Of course, other challenges accompanied living with strangers from whom you’re separated by six decades and a language barrier. Some mornings, Hajj lingered in the family’s only bathroom as Juliana and I nervously checked the time and wondered if we were going to be late for class. Once, I walked into the apartment and found Hajja kneeling on the ground in prayer, her arms extended toward Mecca. Luckily, Doha had prepared me for this exact scenario, so I knew to silently retreat to my room until she had finished.

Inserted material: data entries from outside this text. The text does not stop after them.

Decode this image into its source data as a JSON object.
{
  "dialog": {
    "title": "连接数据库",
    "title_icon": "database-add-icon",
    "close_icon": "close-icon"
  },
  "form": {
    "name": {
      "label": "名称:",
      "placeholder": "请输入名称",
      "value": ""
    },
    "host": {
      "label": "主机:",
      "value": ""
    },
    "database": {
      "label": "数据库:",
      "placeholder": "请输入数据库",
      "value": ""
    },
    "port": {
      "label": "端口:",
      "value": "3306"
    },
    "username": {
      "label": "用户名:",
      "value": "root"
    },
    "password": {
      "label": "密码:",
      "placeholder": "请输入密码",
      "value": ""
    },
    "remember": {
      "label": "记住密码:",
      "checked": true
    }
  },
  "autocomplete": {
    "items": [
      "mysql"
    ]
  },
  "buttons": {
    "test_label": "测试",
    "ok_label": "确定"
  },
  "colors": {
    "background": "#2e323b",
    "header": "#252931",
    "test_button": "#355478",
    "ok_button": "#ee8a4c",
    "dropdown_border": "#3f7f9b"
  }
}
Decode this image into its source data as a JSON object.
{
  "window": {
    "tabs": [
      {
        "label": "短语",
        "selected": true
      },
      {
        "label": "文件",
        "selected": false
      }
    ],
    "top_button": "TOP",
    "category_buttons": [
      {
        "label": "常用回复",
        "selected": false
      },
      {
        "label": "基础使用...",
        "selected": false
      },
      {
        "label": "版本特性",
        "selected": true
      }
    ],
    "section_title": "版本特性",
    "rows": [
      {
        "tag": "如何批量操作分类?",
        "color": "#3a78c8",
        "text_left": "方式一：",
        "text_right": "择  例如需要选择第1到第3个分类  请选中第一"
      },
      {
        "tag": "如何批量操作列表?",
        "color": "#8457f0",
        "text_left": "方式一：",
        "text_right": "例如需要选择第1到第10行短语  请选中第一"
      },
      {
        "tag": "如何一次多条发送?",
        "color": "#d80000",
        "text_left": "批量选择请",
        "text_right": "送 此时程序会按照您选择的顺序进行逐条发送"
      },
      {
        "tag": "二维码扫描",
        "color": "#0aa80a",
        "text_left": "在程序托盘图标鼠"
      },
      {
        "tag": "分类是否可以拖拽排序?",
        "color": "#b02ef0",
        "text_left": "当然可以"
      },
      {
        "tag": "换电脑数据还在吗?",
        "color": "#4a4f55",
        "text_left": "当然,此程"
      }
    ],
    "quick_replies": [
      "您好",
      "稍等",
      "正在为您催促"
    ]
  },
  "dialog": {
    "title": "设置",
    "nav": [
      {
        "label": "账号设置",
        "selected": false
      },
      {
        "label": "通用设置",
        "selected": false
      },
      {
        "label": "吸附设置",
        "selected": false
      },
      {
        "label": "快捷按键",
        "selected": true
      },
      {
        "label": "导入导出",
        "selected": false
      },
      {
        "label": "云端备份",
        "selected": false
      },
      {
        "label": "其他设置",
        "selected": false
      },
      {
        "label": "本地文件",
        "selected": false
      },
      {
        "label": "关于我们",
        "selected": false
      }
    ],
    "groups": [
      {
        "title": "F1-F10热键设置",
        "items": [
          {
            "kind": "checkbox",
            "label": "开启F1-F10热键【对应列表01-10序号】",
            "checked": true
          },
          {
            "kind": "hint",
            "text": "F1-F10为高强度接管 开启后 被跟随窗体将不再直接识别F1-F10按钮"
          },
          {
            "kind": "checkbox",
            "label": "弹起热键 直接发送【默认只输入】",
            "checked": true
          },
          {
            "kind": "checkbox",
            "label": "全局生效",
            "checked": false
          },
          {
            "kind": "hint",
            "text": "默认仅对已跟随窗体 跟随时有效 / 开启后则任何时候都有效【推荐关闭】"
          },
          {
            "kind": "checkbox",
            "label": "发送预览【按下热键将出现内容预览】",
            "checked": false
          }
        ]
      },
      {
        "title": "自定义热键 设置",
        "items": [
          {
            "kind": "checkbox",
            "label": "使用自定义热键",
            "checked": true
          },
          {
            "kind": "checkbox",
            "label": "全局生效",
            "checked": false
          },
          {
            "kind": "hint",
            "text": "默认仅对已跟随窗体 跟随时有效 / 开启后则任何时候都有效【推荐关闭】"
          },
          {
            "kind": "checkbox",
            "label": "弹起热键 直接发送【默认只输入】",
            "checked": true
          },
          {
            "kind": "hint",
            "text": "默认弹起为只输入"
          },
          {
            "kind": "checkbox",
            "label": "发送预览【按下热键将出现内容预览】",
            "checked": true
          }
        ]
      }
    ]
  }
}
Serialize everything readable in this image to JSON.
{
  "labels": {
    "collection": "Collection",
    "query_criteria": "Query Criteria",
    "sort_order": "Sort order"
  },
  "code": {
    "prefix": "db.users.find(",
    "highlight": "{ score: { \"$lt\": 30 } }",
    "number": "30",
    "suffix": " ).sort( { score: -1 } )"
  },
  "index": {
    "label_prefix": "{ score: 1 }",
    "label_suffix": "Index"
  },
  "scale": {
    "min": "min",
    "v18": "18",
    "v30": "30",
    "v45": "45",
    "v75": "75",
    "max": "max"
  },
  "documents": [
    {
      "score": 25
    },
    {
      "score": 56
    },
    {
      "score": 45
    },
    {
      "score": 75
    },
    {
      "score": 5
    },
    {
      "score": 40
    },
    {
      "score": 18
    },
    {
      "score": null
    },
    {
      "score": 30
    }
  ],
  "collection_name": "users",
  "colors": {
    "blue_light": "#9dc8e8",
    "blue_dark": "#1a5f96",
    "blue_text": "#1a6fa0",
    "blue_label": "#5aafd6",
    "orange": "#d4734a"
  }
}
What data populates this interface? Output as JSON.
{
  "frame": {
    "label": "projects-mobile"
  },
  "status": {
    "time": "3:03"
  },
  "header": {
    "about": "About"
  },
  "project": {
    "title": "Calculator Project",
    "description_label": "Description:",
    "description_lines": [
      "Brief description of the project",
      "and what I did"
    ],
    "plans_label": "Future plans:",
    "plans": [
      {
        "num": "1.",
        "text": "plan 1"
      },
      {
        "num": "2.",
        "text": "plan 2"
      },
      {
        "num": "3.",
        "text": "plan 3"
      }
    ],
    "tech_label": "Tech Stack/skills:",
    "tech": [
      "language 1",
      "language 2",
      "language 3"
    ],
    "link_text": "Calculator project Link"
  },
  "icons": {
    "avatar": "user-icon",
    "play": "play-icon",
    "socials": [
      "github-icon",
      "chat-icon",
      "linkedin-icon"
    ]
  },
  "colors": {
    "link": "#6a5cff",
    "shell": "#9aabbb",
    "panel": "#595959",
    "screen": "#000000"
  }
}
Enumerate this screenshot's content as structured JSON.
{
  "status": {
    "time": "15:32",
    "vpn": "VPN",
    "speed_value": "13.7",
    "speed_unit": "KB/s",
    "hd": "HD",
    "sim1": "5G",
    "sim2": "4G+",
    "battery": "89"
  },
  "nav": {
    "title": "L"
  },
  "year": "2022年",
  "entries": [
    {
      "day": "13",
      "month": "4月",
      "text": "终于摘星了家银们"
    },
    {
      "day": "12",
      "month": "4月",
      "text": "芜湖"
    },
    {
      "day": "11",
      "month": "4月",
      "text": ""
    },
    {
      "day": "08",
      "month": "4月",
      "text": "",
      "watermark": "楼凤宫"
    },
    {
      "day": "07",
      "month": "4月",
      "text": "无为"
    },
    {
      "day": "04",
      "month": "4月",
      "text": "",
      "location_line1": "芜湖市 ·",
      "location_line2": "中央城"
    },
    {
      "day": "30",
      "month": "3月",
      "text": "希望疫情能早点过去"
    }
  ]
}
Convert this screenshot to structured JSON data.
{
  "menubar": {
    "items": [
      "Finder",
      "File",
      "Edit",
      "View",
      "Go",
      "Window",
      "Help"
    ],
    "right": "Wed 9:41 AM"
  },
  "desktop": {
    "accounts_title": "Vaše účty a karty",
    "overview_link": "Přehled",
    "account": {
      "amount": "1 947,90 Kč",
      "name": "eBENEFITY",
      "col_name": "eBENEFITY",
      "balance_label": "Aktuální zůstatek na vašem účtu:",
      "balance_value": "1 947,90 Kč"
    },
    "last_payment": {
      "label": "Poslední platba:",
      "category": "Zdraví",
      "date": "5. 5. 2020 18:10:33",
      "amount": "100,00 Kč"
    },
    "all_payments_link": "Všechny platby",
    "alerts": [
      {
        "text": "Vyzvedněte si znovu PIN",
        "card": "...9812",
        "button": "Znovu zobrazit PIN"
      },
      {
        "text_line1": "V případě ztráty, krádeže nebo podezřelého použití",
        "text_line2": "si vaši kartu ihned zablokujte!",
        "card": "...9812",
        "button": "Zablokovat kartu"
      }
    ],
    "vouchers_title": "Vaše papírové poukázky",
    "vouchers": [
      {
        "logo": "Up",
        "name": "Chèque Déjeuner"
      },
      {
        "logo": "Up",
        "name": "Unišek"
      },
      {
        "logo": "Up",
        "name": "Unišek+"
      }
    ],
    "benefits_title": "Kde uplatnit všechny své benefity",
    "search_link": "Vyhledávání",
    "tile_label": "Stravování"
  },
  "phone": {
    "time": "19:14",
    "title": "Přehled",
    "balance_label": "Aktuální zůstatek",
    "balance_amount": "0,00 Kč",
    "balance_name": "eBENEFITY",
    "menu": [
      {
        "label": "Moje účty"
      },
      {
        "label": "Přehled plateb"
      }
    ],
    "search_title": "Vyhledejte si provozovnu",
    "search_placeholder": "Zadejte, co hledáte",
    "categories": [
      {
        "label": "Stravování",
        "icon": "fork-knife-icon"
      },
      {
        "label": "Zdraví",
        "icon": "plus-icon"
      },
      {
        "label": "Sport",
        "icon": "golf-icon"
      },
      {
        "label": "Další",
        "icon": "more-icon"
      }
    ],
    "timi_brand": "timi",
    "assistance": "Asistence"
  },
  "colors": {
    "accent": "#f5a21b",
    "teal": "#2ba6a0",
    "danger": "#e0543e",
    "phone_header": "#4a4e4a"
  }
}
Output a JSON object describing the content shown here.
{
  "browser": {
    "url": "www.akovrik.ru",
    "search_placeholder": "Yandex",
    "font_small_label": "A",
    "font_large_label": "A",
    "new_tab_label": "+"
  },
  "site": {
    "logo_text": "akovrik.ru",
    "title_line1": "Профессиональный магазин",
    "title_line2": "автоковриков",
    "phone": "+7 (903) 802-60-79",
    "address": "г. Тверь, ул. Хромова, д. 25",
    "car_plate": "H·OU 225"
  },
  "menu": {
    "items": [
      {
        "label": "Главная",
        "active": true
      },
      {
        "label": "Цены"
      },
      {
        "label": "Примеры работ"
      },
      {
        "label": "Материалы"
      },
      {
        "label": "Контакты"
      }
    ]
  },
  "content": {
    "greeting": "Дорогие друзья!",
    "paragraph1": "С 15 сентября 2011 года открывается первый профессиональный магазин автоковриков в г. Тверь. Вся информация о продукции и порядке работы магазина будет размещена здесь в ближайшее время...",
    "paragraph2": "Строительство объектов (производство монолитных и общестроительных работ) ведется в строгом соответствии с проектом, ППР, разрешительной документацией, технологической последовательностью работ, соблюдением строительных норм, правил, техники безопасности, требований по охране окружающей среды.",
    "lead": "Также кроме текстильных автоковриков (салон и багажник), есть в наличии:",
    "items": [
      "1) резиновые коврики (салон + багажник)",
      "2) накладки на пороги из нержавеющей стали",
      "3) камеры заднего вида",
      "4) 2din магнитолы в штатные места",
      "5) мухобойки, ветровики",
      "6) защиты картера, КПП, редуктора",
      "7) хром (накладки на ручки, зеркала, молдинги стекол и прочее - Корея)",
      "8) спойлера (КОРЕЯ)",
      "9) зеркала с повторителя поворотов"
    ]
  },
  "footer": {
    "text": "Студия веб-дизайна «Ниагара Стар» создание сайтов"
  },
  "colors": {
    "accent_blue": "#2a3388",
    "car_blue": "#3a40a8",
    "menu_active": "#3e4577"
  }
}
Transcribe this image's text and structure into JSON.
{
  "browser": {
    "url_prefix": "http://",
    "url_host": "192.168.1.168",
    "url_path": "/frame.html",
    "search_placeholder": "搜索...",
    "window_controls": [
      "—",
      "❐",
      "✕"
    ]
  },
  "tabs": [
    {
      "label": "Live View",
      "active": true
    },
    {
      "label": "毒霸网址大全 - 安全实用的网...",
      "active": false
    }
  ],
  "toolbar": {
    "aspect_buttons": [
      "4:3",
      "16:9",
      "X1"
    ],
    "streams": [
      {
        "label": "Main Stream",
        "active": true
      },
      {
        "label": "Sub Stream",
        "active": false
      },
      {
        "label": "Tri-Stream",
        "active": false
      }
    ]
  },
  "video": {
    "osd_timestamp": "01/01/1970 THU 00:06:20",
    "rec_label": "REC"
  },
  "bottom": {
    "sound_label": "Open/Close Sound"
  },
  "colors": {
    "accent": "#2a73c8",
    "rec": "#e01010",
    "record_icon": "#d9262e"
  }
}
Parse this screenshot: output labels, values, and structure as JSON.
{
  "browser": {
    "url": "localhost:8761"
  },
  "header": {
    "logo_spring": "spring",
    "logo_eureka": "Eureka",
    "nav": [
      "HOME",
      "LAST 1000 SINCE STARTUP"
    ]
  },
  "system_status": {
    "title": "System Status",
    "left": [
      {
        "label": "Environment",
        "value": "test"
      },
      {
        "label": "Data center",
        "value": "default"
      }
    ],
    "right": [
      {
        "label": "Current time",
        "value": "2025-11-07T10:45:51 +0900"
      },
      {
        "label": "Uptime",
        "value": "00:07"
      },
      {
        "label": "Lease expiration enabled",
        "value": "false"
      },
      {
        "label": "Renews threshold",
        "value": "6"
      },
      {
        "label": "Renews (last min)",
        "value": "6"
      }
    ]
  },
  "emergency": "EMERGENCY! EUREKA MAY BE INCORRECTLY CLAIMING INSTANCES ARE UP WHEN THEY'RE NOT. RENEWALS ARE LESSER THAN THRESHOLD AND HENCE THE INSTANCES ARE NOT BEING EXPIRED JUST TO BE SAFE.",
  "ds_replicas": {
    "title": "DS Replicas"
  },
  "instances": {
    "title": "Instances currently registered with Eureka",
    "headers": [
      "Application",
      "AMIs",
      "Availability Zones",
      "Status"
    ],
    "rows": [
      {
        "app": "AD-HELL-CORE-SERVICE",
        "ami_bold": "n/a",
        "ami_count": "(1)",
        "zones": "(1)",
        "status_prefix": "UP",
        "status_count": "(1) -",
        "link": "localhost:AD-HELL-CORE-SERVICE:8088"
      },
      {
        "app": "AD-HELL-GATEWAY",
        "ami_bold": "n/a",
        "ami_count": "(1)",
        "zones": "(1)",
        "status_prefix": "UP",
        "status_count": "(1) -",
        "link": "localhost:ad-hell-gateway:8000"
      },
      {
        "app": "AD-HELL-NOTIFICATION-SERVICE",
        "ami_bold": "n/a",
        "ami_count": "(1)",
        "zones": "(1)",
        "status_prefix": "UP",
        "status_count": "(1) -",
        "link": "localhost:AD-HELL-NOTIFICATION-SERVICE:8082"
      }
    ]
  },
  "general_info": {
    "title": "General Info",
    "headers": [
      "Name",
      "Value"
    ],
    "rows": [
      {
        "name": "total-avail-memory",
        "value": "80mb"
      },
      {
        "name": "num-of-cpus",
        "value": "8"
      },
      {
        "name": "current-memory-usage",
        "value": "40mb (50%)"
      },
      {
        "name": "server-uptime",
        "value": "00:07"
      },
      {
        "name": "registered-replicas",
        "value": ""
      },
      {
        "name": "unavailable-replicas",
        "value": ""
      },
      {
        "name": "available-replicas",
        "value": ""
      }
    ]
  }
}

In the middle of the program, I crossed an unexpected bridge in terms of language when Hajj and Hajja’s son, also named Muhammad, visited from London. Muhammad, a London cab driver, spoke in perfect English with the lilt of a British accent, but switched seamlessly to Darija when conversing with his parents. He graciously translated all of my burning historical questions for Hajj. Our conversation offered me a window into Morocco’s fight for independence, but also lent more color to Hajj and Hajja’s relationship: they had met on the beach in Rabat when she was just 18 and fallen in love immediately. They’d been married for over fifty years.
My friends and I planned adventures all over Morocco. We visited Fes, Tangier, Essaouira, Marrakech, and the Sahara Desert — but at the end of each weekend, as our train pulled up to the Rabat station, I felt a strong sense of homecoming.
I found study abroad transformative in so many ways. I pushed myself to take an active role in planning travel with my friends, gaining the confidence to travel alone to Egypt for eight days after the program ended. In class and in conversations with my peers, I was confronted with totally foreign ideas that helped inform me of my place in the world. During field trips, after-class surfing sessions and endless hours on trains and buses to unfamiliar cities, I built genuine friendships with my classmates, who inspired me daily with their inquisitiveness and love of learning.
I took all of these intangibles back to UChicago: my newfound confidence, my spark of intellectual curiosity and my friendships. I’ll treasure them as I pursue new paths after graduation. Though I left Hajj and Hajja behind in their cozy apartment in Rabat, I will be taking the lessons I learned from them, too. They instilled in me the meaning of hospitality. Around the world, people connect and communicate through humor, food and family. The details and customs may vary from region to region, but Hajj and Hajja defined my experience in Morocco by welcoming me into their home and exhibiting warmth and openness. I can only hope that I left as strong of an impression on my host parents as they did on me.